Sus palabras para entender lo que fue la experiencia de los libros se resumen en prudencia y creatividad. No piensa lo mismo que su amigo Santiago Figueroa, socio de la vieja librería Biblos (“no se puede vivir de una librería’’). Lo que sí hace falta es calma y paciencia. Prólogo es otra aventura de 115 mts2 de ideas, de sueños compartidos, de locura, de inteligencia, de cultura universal al servicio del lector. Llerás era su navegante oficial, el hombre que manejaba el flujo de caja, que lo hacía todo, que estaba al pie del cañón y resistía en los momentos más duros de recesión del mercado.

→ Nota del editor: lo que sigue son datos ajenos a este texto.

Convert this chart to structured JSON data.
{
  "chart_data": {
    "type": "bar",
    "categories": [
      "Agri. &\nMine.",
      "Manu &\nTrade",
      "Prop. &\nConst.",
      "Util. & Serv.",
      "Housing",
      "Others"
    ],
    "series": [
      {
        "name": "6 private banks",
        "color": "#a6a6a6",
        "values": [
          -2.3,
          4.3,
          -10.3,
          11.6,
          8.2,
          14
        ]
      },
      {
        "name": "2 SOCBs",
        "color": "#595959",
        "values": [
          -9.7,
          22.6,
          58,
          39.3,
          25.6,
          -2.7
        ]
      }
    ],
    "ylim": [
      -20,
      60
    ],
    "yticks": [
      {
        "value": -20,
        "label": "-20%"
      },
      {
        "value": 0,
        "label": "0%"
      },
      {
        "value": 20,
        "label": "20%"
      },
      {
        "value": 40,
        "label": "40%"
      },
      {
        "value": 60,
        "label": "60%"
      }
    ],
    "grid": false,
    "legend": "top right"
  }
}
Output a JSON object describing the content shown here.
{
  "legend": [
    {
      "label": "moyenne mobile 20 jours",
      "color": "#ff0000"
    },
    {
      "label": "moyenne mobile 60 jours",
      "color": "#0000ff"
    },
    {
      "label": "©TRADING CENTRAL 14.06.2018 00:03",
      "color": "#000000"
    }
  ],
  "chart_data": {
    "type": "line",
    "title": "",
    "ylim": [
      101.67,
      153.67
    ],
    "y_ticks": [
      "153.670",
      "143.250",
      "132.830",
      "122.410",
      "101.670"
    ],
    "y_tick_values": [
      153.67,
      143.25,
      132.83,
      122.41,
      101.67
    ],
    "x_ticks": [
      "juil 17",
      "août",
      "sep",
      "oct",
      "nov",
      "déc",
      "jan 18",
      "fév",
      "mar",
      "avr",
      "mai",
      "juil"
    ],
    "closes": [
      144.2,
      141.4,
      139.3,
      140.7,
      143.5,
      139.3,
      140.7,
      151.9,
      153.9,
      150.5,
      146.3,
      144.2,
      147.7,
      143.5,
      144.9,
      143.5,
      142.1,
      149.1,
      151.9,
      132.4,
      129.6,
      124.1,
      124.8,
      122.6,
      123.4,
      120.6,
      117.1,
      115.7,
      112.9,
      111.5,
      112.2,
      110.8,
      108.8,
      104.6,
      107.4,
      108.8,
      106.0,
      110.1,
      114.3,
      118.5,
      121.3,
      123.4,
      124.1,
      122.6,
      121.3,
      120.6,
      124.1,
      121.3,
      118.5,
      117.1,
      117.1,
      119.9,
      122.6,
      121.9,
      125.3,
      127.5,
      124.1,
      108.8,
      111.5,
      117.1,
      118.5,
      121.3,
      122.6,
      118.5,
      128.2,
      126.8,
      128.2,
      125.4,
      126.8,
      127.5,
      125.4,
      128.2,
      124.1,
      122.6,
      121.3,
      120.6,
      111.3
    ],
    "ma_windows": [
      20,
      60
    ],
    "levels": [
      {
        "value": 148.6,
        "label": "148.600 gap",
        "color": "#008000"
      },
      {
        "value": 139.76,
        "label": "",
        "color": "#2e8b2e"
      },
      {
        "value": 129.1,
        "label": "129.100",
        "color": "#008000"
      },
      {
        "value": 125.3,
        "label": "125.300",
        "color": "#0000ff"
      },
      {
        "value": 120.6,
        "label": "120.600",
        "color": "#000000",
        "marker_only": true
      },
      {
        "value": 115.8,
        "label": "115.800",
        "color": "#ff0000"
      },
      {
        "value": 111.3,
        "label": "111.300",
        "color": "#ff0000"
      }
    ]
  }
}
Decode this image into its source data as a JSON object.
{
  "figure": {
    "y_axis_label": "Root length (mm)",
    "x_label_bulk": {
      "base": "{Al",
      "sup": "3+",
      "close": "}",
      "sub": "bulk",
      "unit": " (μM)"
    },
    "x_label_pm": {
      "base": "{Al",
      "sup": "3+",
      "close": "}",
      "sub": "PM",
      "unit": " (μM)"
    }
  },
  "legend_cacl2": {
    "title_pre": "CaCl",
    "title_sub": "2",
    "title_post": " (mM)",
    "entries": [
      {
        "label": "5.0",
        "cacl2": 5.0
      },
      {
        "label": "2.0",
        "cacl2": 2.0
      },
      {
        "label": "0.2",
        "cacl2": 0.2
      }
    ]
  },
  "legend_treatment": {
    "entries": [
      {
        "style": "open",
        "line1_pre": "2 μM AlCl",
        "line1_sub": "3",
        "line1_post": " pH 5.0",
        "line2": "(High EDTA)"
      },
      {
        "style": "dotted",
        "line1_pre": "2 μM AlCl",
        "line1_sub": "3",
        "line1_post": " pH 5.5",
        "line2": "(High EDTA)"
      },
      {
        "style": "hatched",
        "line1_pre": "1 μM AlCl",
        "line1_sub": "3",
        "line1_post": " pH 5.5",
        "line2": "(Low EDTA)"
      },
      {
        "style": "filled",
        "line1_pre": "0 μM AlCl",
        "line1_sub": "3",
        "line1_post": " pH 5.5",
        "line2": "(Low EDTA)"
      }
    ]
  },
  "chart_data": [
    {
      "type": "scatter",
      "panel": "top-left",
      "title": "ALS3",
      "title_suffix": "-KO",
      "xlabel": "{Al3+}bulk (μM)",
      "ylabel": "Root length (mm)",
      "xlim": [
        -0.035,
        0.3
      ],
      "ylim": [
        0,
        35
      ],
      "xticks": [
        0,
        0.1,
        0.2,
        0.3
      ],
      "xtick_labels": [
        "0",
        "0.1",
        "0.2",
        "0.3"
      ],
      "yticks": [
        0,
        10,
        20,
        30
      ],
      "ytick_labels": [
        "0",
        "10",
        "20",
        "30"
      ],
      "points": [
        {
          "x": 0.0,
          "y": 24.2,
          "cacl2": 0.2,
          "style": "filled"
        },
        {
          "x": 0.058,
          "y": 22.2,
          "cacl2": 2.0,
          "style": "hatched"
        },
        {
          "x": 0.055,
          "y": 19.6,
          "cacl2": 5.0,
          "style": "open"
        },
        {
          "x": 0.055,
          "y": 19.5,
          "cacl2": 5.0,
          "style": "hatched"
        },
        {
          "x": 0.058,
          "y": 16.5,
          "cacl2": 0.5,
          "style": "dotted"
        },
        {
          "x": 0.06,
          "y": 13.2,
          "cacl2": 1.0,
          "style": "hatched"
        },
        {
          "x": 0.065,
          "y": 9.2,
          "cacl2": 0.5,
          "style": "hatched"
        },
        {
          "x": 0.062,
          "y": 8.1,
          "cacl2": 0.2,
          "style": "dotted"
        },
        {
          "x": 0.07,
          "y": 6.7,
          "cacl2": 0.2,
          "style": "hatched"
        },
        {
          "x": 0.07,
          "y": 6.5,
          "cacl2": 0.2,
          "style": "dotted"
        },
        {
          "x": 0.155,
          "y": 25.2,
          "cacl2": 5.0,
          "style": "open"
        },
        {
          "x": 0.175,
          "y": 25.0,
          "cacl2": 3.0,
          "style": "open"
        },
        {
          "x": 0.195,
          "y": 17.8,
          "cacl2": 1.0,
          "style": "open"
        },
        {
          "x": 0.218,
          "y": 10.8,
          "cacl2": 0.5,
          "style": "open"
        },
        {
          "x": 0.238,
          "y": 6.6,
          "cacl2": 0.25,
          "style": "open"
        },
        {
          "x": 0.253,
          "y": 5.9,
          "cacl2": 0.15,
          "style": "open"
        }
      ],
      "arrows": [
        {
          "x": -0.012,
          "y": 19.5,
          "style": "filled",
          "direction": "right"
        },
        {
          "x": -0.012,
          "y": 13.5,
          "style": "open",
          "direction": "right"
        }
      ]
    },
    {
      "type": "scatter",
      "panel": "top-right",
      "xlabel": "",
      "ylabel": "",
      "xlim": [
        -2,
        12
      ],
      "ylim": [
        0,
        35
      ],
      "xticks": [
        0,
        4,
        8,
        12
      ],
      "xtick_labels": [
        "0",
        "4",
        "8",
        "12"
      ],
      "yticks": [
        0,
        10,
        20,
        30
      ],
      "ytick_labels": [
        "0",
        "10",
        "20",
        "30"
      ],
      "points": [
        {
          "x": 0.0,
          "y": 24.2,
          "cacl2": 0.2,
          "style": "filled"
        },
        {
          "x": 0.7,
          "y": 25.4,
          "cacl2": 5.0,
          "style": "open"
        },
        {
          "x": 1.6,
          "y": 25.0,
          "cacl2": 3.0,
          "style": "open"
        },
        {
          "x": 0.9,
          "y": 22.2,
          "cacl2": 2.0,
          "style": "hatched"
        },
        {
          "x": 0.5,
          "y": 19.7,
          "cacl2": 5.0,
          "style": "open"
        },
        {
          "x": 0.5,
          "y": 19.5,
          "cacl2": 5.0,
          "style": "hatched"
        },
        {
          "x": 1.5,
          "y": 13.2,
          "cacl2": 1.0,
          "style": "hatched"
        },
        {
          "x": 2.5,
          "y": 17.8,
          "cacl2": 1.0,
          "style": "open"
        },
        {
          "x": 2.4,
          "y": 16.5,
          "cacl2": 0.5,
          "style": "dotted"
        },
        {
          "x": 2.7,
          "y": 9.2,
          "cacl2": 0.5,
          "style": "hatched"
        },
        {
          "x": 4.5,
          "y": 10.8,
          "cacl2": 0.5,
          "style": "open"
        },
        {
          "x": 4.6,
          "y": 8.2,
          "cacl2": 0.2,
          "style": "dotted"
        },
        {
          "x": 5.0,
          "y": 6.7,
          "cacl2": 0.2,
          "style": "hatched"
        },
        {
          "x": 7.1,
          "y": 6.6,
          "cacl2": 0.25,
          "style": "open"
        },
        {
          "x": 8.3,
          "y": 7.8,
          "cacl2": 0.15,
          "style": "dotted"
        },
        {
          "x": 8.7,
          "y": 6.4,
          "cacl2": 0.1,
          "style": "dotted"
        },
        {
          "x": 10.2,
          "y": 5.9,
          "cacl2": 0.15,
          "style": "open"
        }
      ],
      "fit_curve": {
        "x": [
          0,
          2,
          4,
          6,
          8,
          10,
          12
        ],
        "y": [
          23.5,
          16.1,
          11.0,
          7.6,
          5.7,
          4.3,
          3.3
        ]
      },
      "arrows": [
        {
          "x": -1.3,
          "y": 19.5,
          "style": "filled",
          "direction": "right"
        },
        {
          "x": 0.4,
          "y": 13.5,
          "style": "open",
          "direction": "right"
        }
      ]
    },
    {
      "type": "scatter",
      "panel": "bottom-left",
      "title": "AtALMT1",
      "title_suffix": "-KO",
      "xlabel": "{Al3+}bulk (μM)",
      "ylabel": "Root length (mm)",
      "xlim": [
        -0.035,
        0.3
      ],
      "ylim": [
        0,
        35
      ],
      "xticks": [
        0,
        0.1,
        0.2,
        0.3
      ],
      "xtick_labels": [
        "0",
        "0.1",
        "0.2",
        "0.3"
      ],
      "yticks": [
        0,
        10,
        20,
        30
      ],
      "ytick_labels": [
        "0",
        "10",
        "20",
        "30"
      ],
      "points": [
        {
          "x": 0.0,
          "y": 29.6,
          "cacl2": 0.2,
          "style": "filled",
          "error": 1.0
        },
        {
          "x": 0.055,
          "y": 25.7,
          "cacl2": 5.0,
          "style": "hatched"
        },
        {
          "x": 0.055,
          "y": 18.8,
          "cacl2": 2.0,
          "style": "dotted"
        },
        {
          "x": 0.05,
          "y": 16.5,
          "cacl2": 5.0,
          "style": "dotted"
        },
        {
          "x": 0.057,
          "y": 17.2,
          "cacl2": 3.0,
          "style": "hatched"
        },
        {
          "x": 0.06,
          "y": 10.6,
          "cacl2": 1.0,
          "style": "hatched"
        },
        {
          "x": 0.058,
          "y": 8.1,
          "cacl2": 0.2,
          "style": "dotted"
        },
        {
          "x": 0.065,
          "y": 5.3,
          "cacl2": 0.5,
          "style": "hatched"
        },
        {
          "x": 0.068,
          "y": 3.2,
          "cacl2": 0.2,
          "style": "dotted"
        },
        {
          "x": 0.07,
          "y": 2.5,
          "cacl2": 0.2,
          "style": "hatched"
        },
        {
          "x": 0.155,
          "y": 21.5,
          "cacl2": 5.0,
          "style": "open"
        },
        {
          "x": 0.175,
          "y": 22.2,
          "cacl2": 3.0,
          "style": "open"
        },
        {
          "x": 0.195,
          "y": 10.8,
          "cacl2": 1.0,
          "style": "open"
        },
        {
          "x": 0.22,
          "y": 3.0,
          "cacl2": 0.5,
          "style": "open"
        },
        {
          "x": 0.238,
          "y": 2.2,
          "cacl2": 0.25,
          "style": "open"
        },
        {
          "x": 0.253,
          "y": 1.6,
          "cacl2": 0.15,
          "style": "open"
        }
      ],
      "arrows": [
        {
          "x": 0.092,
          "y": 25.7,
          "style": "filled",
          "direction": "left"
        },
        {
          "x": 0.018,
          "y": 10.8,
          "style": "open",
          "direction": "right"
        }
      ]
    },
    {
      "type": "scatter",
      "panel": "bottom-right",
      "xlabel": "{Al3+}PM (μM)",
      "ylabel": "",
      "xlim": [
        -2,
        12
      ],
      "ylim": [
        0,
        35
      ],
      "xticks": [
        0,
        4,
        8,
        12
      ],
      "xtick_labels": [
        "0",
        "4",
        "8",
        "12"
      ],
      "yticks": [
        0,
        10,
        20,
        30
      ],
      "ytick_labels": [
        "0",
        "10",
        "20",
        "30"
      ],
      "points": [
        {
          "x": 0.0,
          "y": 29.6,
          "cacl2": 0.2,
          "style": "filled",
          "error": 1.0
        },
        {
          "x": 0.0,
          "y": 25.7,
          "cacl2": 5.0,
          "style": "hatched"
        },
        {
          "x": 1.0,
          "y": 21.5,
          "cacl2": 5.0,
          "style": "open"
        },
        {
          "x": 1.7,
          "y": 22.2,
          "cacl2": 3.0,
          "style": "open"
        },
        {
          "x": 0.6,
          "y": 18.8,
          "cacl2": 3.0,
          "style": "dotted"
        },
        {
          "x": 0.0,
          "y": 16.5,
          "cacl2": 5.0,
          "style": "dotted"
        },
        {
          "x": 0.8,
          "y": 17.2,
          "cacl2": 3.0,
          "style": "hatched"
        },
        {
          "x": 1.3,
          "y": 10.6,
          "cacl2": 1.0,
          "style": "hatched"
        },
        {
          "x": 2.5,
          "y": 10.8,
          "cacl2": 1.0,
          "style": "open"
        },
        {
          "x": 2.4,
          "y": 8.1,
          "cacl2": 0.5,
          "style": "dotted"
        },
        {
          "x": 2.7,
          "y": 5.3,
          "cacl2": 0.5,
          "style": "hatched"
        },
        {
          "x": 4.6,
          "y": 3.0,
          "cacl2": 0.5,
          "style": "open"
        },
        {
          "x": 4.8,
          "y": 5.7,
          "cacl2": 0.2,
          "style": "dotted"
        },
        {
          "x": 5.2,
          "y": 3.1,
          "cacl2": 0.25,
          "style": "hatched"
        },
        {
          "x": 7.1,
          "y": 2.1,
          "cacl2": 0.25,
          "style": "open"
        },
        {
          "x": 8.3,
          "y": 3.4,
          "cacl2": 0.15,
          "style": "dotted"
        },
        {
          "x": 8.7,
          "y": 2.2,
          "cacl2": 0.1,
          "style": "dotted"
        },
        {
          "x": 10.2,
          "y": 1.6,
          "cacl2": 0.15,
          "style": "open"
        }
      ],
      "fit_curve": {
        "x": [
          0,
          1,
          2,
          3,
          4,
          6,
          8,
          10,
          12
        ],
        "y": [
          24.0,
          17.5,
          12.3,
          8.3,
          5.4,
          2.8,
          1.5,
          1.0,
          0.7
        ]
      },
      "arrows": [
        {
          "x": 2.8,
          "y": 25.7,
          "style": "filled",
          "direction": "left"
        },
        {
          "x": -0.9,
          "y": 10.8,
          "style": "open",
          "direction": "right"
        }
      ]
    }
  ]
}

De la infancia guardaba una pequeña anécdota personal que sin duda marcó una línea en su vida. Su padre era finquero y vivían en Chía. Él soñaba con acompañarlo a hacer diligencias en Bogotá. Para Mauricio, las diligencias eran los carruajes del Oeste arrastrados por caballos, perseguidos por indios, con héroes que se jugaban la vida y a veces mordían el polvo. No podía haber mejor diversión que hacer diligencias.

Su padre aceptó llevarlo a Bogotá y viajaron juntos hasta el centro, en la calle 13, donde estaba el molino de KLM. Ya en la ciudad, su padre pensó que era mejor dejar a Mauricio en algún lugar, para salir de las ocupaciones más rápido. Y le pidió al dueño de la librería Buchholz, el señor Karl, que cuidara a Mauricio. Allí se entretuvo el niño leyendo Jason y los argonautas. Ese fue su primer contacto con el mundo de los libros, que lo marcaría con fuego y lo convertiría con el pasar de los años en un excelente lector.

El día que me acerqué a su librería para entrevistarlo, Lleras leía un libro único, tan particular, que podría decirse que era una novela para libreros: La mano de la buena fortuna, de Goran Petrovic. Como ha escrito Tryno Maldonado en Letras Libres, el autor serbio “sabe que en este mundo hay básicamente tres tipos de personas: las que saben leer, las que no saben leer y las que dicen no tener tiempo para leer. De estas categorías, es la tercera por la que Petrovic (y nosotros con él) siente, desde luego, más recelo’’. Lleras sin duda pertenecía a la primera estirpe. Si no, que les pregunten a las flores.